Lawrence Berkeley National Laboratory
Preservation of erniettomorph fossils in clay-rich siliciclastic deposits from the Ediacaran Wood Canyon Formation, Nevada: Ediacaran preservation in sandstone beds
- Author(s): Hall, JG
- Smith, EF
- Tamura, N
- Fakra, SC
- Bosak, T
- et al.
Published Web Locationhttps://doi.org/10.1098/rsfs.2020.0012rsfs20200012
© 2020 The Authors. Three-dimensionally preserved Ediacaran fossils occur globally within sandstone beds. Sandy siliciclastic deposits of the Ediacaran Wood Canyon Formation (WCF) in the Montgomery Mountains, Nevada, contain two fossil morphologies with similar shapes and sizes: one exhibits mm-scale ridges and a distinct lower boundary and the other is devoid of these diagnostic features. We interpret these as taphomorphs of erniettomorphs, soft-bodied organisms with uncertain taxonomic affinities.
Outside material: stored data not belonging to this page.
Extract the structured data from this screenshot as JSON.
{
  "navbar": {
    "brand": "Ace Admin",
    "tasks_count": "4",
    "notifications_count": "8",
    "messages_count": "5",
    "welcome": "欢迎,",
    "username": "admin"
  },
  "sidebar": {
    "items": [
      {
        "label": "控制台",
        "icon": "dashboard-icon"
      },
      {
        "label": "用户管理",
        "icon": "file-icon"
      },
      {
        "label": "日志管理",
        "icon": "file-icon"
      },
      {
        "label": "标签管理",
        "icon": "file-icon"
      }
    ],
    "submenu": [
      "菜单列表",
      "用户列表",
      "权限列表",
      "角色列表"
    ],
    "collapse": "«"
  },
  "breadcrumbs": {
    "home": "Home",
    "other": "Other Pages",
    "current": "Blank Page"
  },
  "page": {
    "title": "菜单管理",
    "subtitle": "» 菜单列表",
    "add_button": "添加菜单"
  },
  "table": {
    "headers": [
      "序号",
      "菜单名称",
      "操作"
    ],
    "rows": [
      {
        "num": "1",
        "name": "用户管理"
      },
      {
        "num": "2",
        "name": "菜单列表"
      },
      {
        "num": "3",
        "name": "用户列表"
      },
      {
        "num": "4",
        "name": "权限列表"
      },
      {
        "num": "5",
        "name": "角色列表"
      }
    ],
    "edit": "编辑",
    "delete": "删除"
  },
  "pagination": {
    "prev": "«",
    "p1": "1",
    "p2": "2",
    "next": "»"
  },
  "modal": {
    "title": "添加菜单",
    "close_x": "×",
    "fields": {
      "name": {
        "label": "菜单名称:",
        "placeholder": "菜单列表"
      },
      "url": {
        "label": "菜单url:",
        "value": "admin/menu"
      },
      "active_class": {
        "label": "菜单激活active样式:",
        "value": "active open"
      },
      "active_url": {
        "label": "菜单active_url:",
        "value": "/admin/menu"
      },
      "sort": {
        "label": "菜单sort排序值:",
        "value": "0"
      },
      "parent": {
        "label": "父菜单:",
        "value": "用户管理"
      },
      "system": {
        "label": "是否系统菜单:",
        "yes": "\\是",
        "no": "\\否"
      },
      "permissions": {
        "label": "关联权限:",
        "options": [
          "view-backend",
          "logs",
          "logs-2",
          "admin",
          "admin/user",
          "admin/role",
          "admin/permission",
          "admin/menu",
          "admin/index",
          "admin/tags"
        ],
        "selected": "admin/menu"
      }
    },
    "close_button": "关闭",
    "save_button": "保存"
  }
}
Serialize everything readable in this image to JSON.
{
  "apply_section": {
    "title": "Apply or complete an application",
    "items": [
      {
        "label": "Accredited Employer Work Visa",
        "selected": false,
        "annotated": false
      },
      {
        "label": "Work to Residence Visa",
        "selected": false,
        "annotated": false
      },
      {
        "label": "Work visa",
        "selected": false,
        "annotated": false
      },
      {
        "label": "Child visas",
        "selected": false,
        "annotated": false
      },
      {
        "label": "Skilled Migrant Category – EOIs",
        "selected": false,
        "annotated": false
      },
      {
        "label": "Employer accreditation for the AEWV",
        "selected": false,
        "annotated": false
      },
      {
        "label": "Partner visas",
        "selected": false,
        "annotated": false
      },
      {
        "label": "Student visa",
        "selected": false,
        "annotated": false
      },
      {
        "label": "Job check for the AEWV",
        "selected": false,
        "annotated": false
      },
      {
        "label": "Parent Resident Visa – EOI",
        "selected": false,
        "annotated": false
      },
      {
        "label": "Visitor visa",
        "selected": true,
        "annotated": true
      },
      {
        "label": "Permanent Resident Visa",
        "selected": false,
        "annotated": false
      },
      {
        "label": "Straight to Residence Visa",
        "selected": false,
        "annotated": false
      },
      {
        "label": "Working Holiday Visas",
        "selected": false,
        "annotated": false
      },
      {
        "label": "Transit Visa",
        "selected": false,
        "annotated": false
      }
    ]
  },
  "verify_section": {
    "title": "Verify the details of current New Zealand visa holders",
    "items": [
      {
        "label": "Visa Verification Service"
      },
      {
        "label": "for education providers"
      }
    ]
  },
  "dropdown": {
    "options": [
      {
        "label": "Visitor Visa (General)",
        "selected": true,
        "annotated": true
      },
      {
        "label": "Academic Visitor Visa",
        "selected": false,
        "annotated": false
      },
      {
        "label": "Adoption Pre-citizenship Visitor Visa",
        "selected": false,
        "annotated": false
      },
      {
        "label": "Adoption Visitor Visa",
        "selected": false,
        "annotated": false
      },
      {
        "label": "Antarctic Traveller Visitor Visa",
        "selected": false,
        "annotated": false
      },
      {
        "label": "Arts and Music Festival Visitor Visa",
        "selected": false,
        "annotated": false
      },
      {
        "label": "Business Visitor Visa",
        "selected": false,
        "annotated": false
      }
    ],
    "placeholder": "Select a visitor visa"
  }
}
We explore the cast-and-mould preservation of both taphomorphs by petrography, Raman spectroscopy, X-ray fluorescence microprobe and X-ray diffraction. All fossils and the surrounding sedimentary matrix contain quartz grains, iron-rich chlorite and muscovite. The ridged fossils contain about 70% larger quartz grains compared to the ridgeless taphomorph, indicating a lower abundance of clay minerals in the ridged fossil. Chlorite and muscovite likely originated from smectite and kaolinite precursors that underwent lower greenschist facies metamorphism. Kaolinite and smectite are inferred to have been abundant in sediments around the ridged fossil, which enabled the preservation of a continuous, distinct, clay- and kerogen-rich bottom boundary. The prevalence of quartz in the ridged fossils of the WCF and in erniettomorphs from other localities also suggests a role for this mineral in three-dimensional preservation of erniettomorphs in sandstone and siltstone deposits.